Virgin to Veteran – how to get cooking with confidence:
What do you do if you reach the grand old age of 21, have five cookery books to your name but still haven’t finished university? Well, write another cookery book of course. In Sam Stern’s case Virgin to Veteran- how to get cooking with confidence.
The challenge for Sam Stern is that having dominated the teen and pre-teen market with great books that reach the parts no other books can…and then gone on to produce a couple of student cookery books, he’s now at the stage where he either goes mass market and competes against Jamie, Delia and Heston or carries on writing for an audience that he is fast outgrowing, despite still being a student and (presumably) living at home with his parents during the holidays. Now, for me that shows in this particular book and misses what I *think* is meant to be the target audience for this book (someone setting up home for the first time).
Sam Stern’s Student Cookbook: Survive in Style on a Budget has a list of ‘essentials’ for the student kitchen (from memory, about 12 items), supplemented with a ‘nice to have’ list. By comparison Virgin to Veteran- how to get cooking with confidence lists out the equipment you need to include a micro-plane, a potato ricer, 9 different pans, the same number of kitchen knives, a deep fat fryer and an ice-cream machine. If I really was a virgin cook, I’d be running to hills at this point. I quizzed a few younger friends and while they are all gadget mad, their budget is limited and space even more so. So for me it’s a shame that section is SO gadget heavy, because once you’ve robbed a bank to buy the kitchen equipment recommended, he does include a lot of useful advice on setting up ‘The Virgin Kitchen’ and on managing your food. And, the book layout is fun and there are useful ‘extras’ scattered through the book.
Moving on to the recipes, they are beautifully photographed and I love the idea of ‘change it up’. I guess that’s because for me, it’s what I do anyway…and I’m genuinely pleased to see what I see as ‘creativity’ in the kitchen being encouraged. I like the the sections on ‘friends’ and the buyers guides too for their simplicity and sensible advice. But, in terms of recipes there’s not a great deal that is new here and very little on what makes Sam’s version of (say) fish pie or roast chicken a master-class rather than Delia’s version or Jamie’s. I don’t have a set of Sam Stern’s books, but I’ve browsed through the Student Cookbook and I have spotted a few duplicates in this book and a few ‘developments’ of the same dish.
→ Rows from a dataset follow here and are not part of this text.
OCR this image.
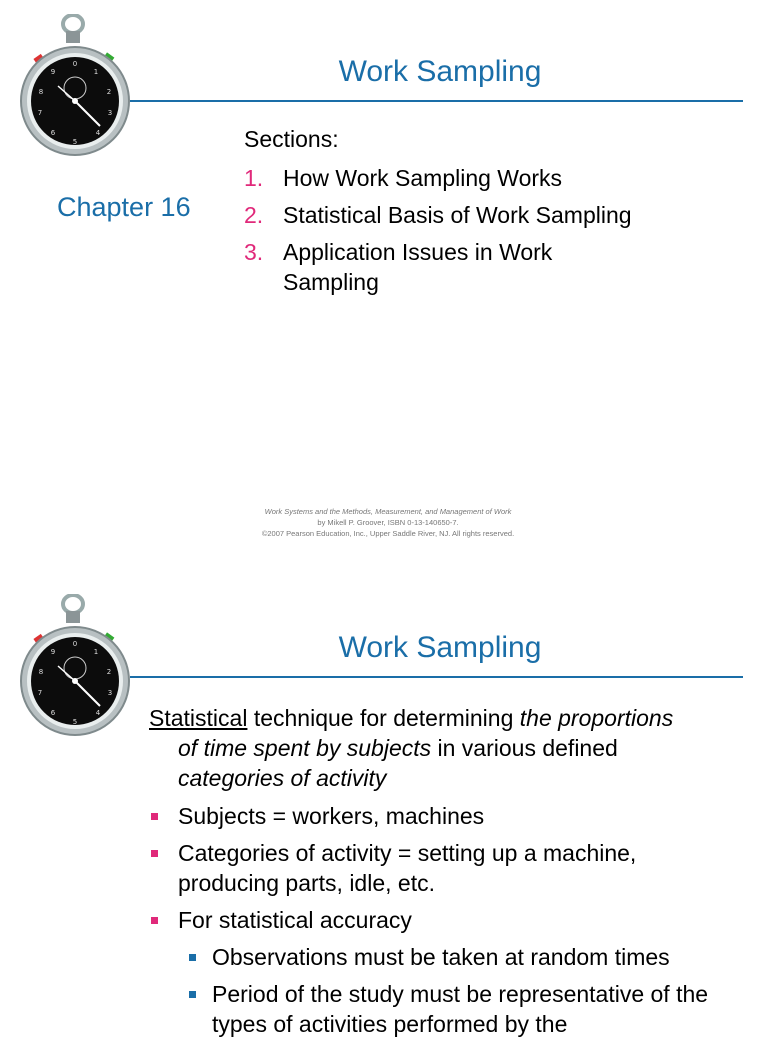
0
1
2
3
4
5
6
7
8
9	Work Sampling
Chapter 16
Sections:
1. How Work Sampling Works
2. Statistical Basis of Work Sampling
3. Application Issues in Work Sampling
Work Systems and the Methods, Measurement, and Management of Work
by Mikell P. Groover, ISBN 0-13-140650-7.
©2007 Pearson Education, Inc., Upper Saddle River, NJ. All rights reserved.
0
1
2
3
4
5
6
7
8
9	Work Sampling
Statistical technique for determining the proportions
of time spent by subjects in various defined
categories of activity
Subjects = workers, machines
Categories of activity = setting up a machine, producing parts, idle, etc.
For statistical accuracy
Observations must be taken at random times
Period of the study must be representative of the types of activities performed by the
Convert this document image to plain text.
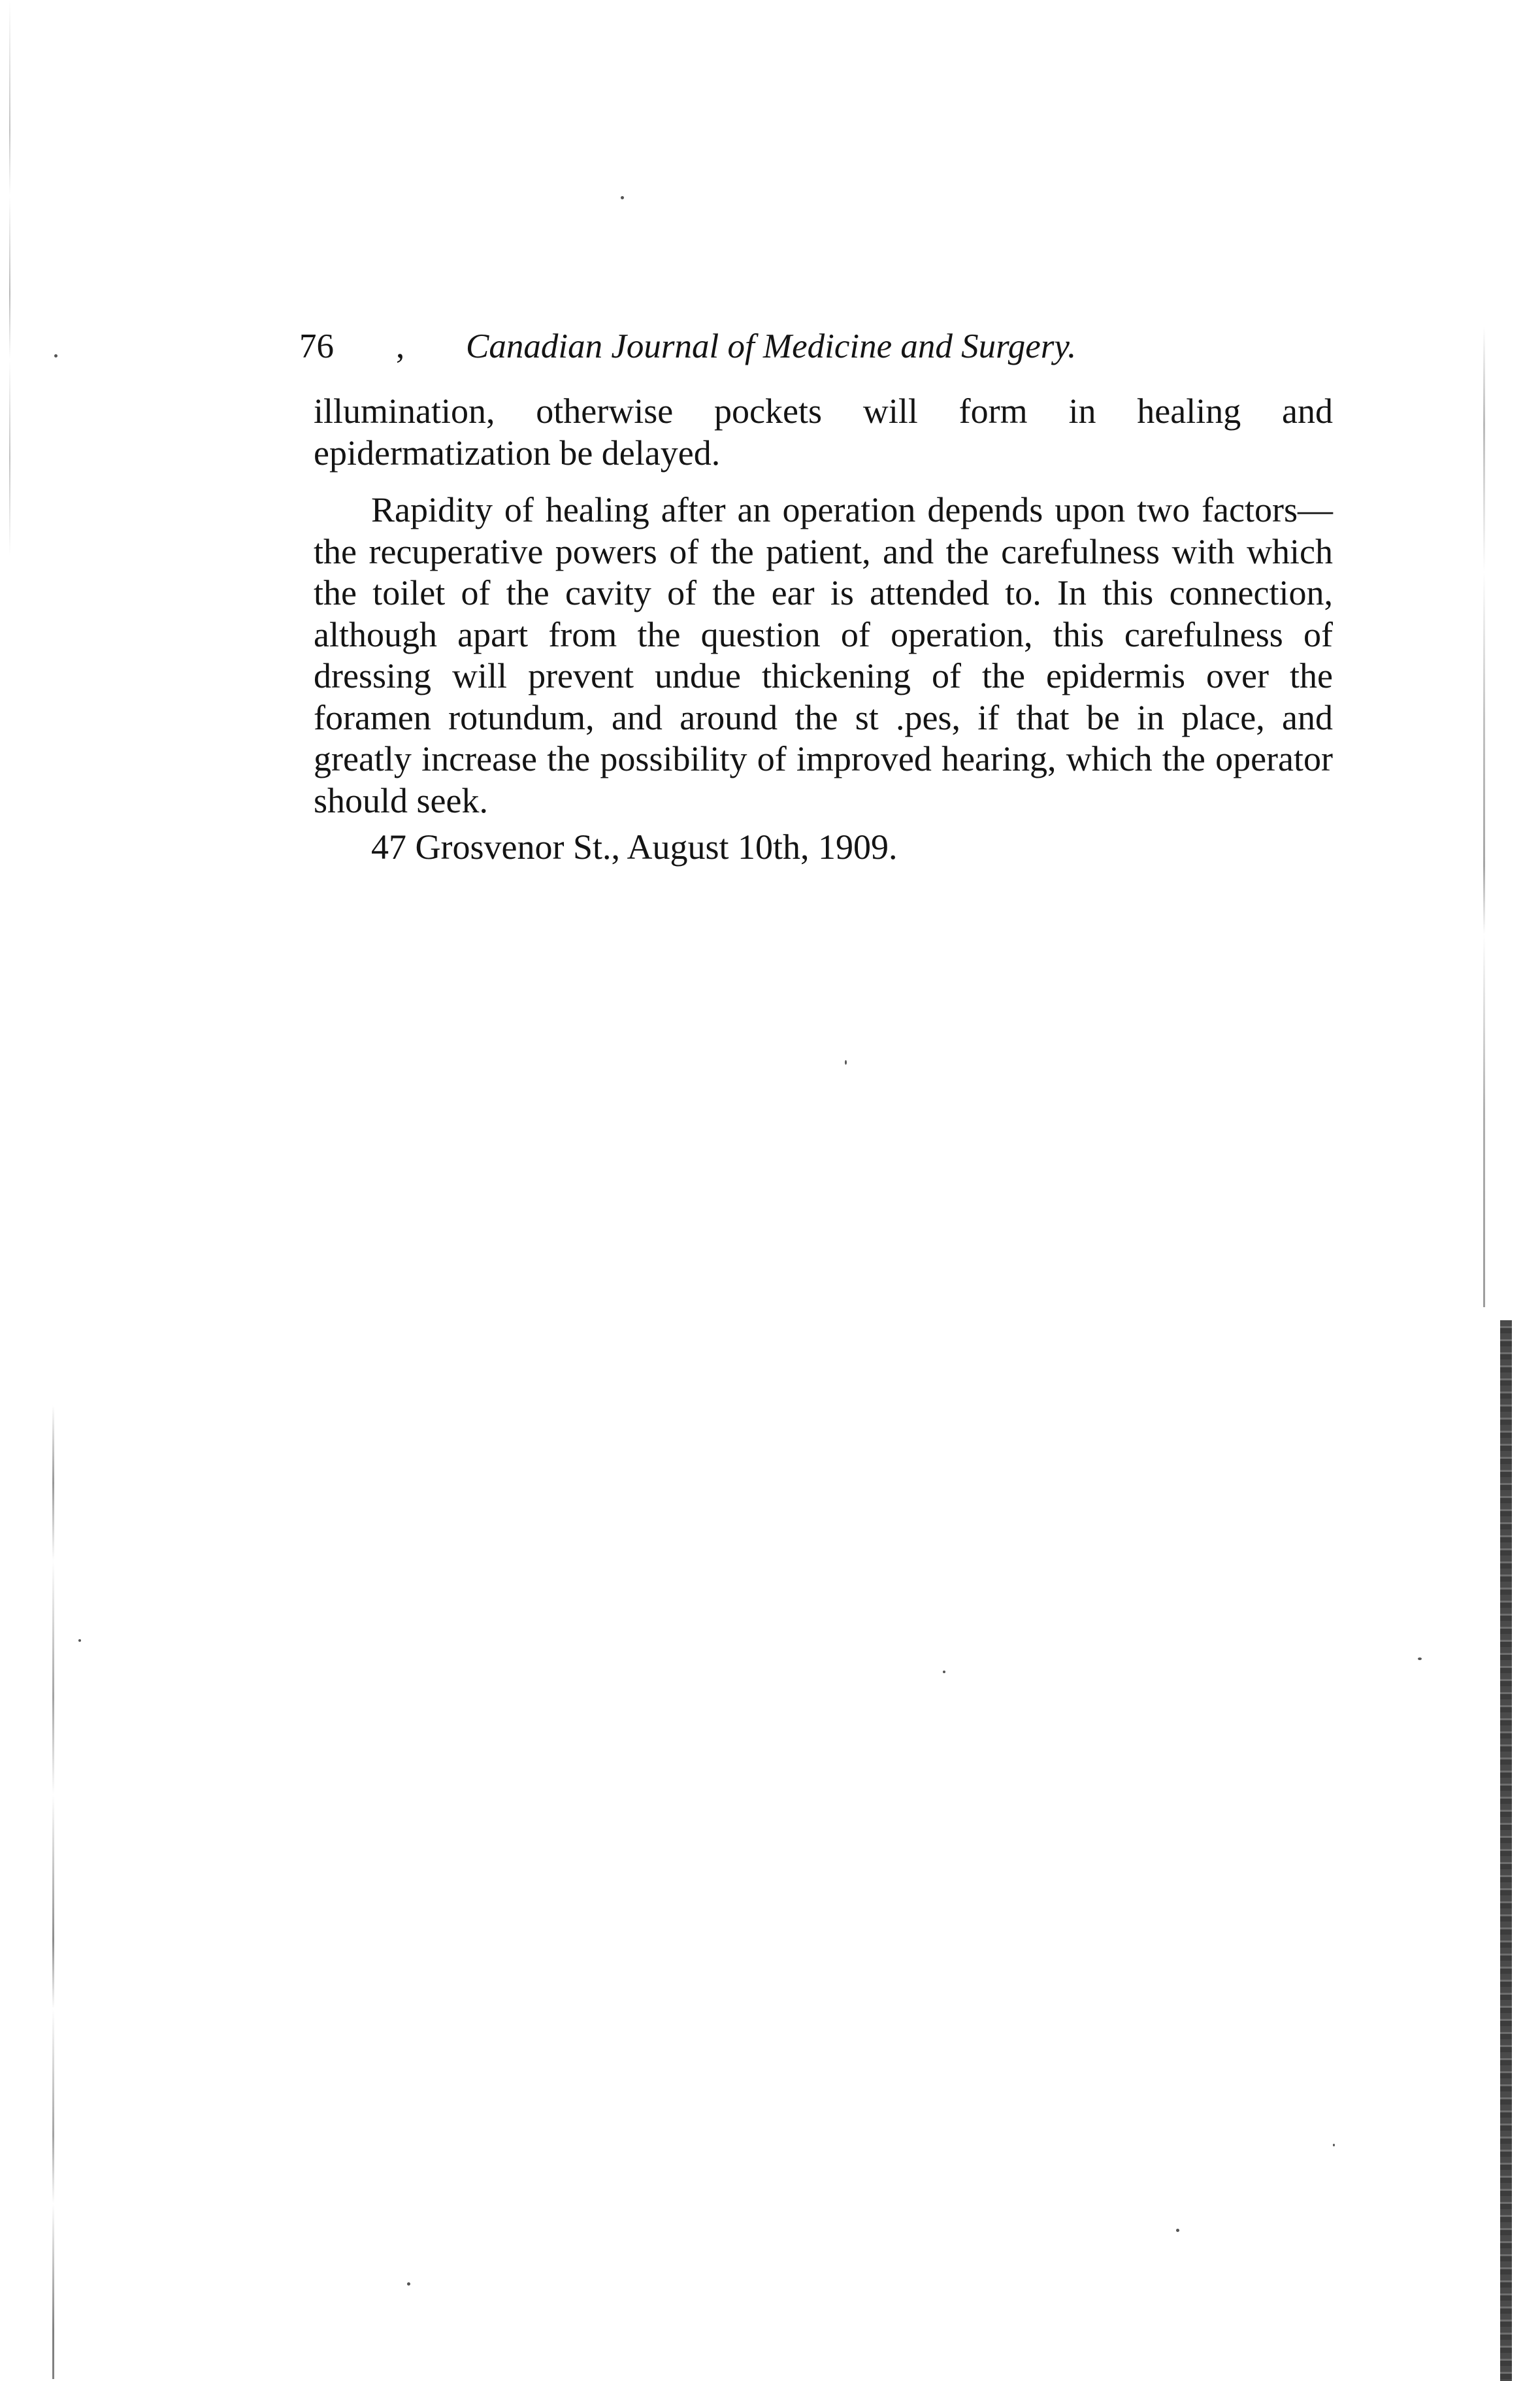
76 , Canadian Journal of Medicine and Surgery.

illumination, otherwise pockets will form in healing and epidermatization be delayed.

Rapidity of healing after an operation depends upon two factors—the recuperative powers of the patient, and the carefulness with which the toilet of the cavity of the ear is attended to. In this connection, although apart from the question of operation, this carefulness of dressing will prevent undue thickening of the epidermis over the foramen rotundum, and around the st .pes, if that be in place, and greatly increase the possibility of improved hearing, which the operator should seek.

47 Grosvenor St., August 10th, 1909.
Overall I like the book but am unconvinced about the ‘master-class’ positioning. In trying to take the prodigy out of University before he’s graduated, for me it misses something and makes a talented and passionate guy look like a lesser Jamie Oliver. I hope it’s simply that I’m not the target market myself because the concept of a book that encourages kitchen virgins to cook, to experiment and to be creative is one I really believe in…just as much as Sam’s earlier works to encourage kids and students off the sofa and into the kitchen.
I’m planning to lend the book to some younger friends and see whether the Sam Stern magic works on a younger ‘closer to virginal’ audience as opposed to this old kitchen veteran – and reporting back ASAP.
I was sent a complimentary copy of ‘Virgin to Veteran’ by Quadrille Publishing for review purposes.